In New Jersey, when a driver is stopped by a law enforcement officer on suspicion of driving while intoxicated, there are certain procedures that must be followed before the breathalyzer test is given. When the stop is made the officer must have a valid reason to make it. If a vehicle is moving erratically, swerving or breaking traffic laws, the officer can investigate. As the officer interacts with the driver and asks to see the driver’s license, registration and proof of insurance, a study of the driver will also be underway. If the driver shows signals of DWI such as glassy eyes, slurred words or the odor of alcohol, the officer will have reason to investigate further with field sobriety tests and a breathalyzer test.
Procedures For The Breathalyzer Test
Breathalyzer tests have been used since the 1950s as a method to determine how much alcohol is in a driver’s system. For a driver to be arrested on DWI charges, he or she must register 0.08% or above on the breathalyzer test. If the driver is under the age of 21, registering 0.01% will result in an arrest. For a commercial driver, 0.04% will lead to an arrest.
Prior to the test being given, however, there are certain procedures that the officer must follow. A driver must be observed for 20 minutes prior to the test being administered. This is to ensure that the driver doesn’t regurgitate, chew gum, smoke a cigarette or do anything that might compromise the accuracy of the test. If this is not adhered to, the test will not be accepted as valid because it can lead to inaccurate test results.
When the test is given, the subject will be asked to breathe into the machine on two separate instances. Two minutes will elapse between these actions. In between the tests, the machine will purge alcohol remnants that might have been present. This is to get an accurate gauge on the subject. The two test readings are calculated by the machine to give a result. If it comes up as 0.08% or above, an arrest will be made for DWI.
Accuracy Of The Breath Test
The Supreme Court of New Jersey determined that the breathalyzer tests given by the state are deemed to be accurate when the test is given correctly. However, if mistakes are made by the officer or if the machine is not properly calibrated, then the results could be called into question. An officer must have the proper certification to give the test. An improperly calibrated machine cannot be trusted to give fair results. A common argument made by defense attorneys is that the machine is antiquated and is not reliable.
Although the breathalyzer has been ruled to be an accurate method to gauge blood alcohol content (BAC), the machine is expected to slowly be replaced in the coming years by different methods to determine BAC.
How Can Breathalyzer Results Be Challenged?
While a failed breathalyzer test might leave a person facing charges for DWI concerned that they have no chance of winning a dismissal or acquittal, there are strategies that a defense attorney can use to try and win the case.
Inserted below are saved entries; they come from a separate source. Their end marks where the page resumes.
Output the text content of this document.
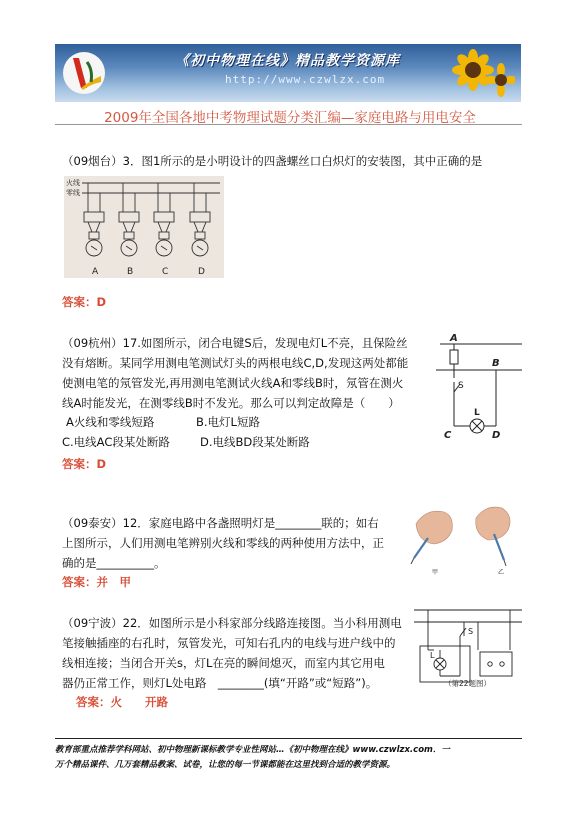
《初中物理在线》精品教学资源库
http://www.czwlzx.com
2009年全国各地中考物理试题分类汇编—家庭电路与用电安全
（09烟台）3．图1所示的是小明设计的四盏螺丝口白炽灯的安装图，其中正确的是
火线
零线
A	B	C	D
答案：D
（09杭州）17.如图所示，闭合电键S后，发现电灯L不亮，且保险丝
没有熔断。某同学用测电笔测试灯头的两根电线C,D,发现这两处都能
使测电笔的氖管发光,再用测电笔测试火线A和零线B时，氖管在测火
线A时能发光，在测零线B时不发光。那么可以判定故障是（　　）
A火线和零线短路	B.电灯L短路
C.电线AC段某处断路	D.电线BD段某处断路
答案：D
A
B
S
L
C	D
（09泰安）12．家庭电路中各盏照明灯是________联的；如右
上图所示，人们用测电笔辨别火线和零线的两种使用方法中，正
确的是__________。
答案：并　甲
甲	乙
（09宁波）22．如图所示是小科家部分线路连接图。当小科用测电
笔接触插座的右孔时，氖管发光，可知右孔内的电线与进户线中的
线相连接；当闭合开关s，灯L在亮的瞬间熄灭，而室内其它用电
器仍正常工作，则灯L处电路　________(填“开路”或“短路”)。
答案：火　　开路
L
S
（第22题图）
教育部重点推荐学科网站、初中物理新课标教学专业性网站…《初中物理在线》www.czwlzx.com．一
万个精品课件、几万套精品教案、试卷，让您的每一节课都能在这里找到合适的教学资源。
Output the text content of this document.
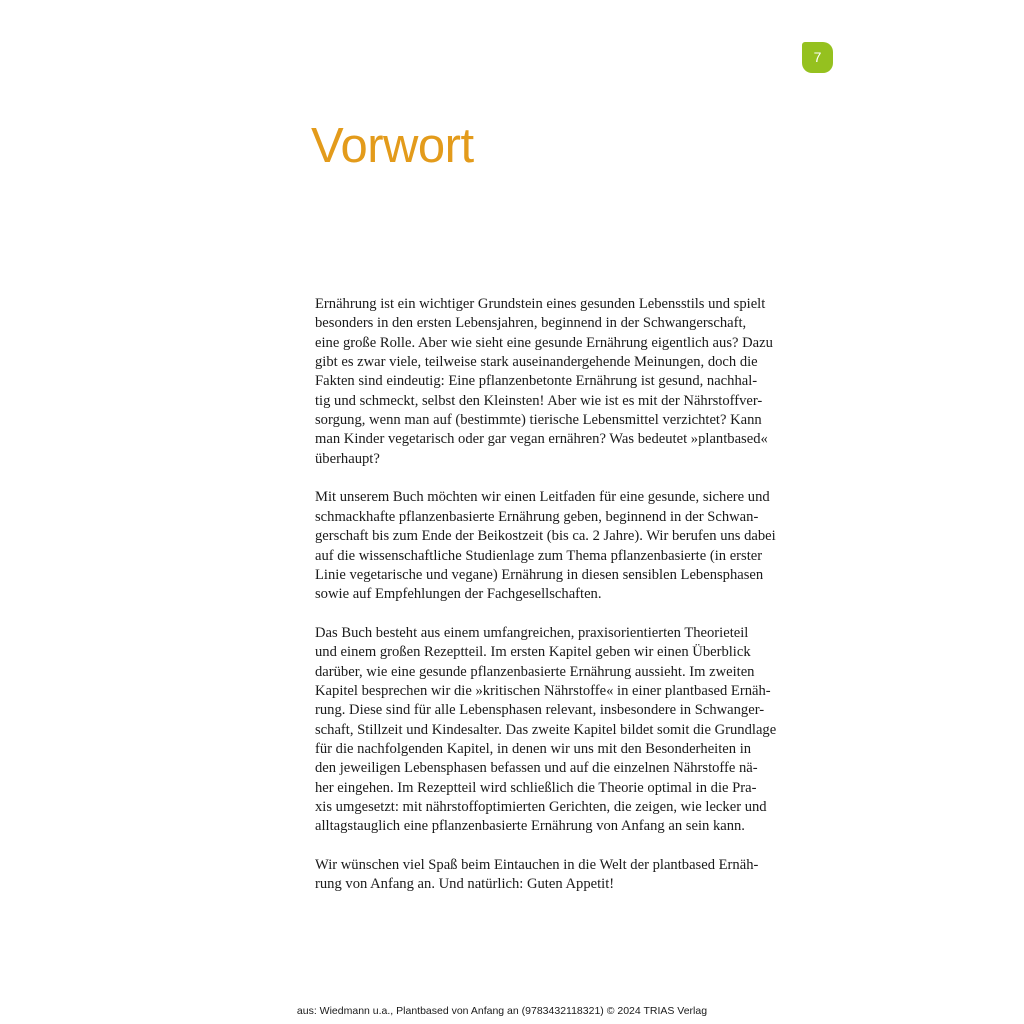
7
Vorwort

Ernährung ist ein wichtiger Grundstein eines gesunden Lebensstils und spielt
besonders in den ersten Lebensjahren, beginnend in der Schwangerschaft,
eine große Rolle. Aber wie sieht eine gesunde Ernährung eigentlich aus? Dazu
gibt es zwar viele, teilweise stark auseinandergehende Meinungen, doch die
Fakten sind eindeutig: Eine pflanzenbetonte Ernährung ist gesund, nachhal-
tig und schmeckt, selbst den Kleinsten! Aber wie ist es mit der Nährstoffver-
sorgung, wenn man auf (bestimmte) tierische Lebensmittel verzichtet? Kann
man Kinder vegetarisch oder gar vegan ernähren? Was bedeutet »plantbased«
überhaupt?

Mit unserem Buch möchten wir einen Leitfaden für eine gesunde, sichere und
schmackhafte pflanzenbasierte Ernährung geben, beginnend in der Schwan-
gerschaft bis zum Ende der Beikostzeit (bis ca. 2 Jahre). Wir berufen uns dabei
auf die wissenschaftliche Studienlage zum Thema pflanzenbasierte (in erster
Linie vegetarische und vegane) Ernährung in diesen sensiblen Lebensphasen
sowie auf Empfehlungen der Fachgesellschaften.

Das Buch besteht aus einem umfangreichen, praxisorientierten Theorieteil
und einem großen Rezeptteil. Im ersten Kapitel geben wir einen Überblick
darüber, wie eine gesunde pflanzenbasierte Ernährung aussieht. Im zweiten
Kapitel besprechen wir die »kritischen Nährstoffe« in einer plantbased Ernäh-
rung. Diese sind für alle Lebensphasen relevant, insbesondere in Schwanger-
schaft, Stillzeit und Kindesalter. Das zweite Kapitel bildet somit die Grundlage
für die nachfolgenden Kapitel, in denen wir uns mit den Besonderheiten in
den jeweiligen Lebensphasen befassen und auf die einzelnen Nährstoffe nä-
her eingehen. Im Rezeptteil wird schließlich die Theorie optimal in die Pra-
xis umgesetzt: mit nährstoffoptimierten Gerichten, die zeigen, wie lecker und
alltagstauglich eine pflanzenbasierte Ernährung von Anfang an sein kann.

Wir wünschen viel Spaß beim Eintauchen in die Welt der plantbased Ernäh-
rung von Anfang an. Und natürlich: Guten Appetit!

aus: Wiedmann u.a., Plantbased von Anfang an (9783432118321) © 2024 TRIAS Verlag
First, there is the traffic stop. If the stop was made without just cause, then everything that happened after the stop was made could be found as inadmissible. This is true regardless of what happens when the officer speaks to the driver, possibly gives field sobriety tests and then the breathalyzer test.
As mentioned earlier, with the breathalyzer tests, there are rules that the officer is required to follow to make the test admissible as evidence. The accuracy of the test can be negatively influenced by violating the 20 minute rule. A common strategy used by defense attorneys, apart from checking to see if the above rules were adhered to, is to see if the machine was working correctly, had been calibrated and can be trusted to have yielded an accurate result. The officer must be certified to give the test. Without that certification, the test cannot be treated as reliable.
New Jersey drivers who are concerned about the accuracy of a breathalyzer test are currently trapped within the current laws. They are not allowed to refuse to take the test due to the law of implied consent that states a driver must take the test when asked to do so. Refusal is a violation in and of itself. Although many attorneys have long questioned the fairness and accuracy of the breathalyzer test, they are still being utilized. With that in mind, other techniques must be used to call the results into question and win a favorable result in the case.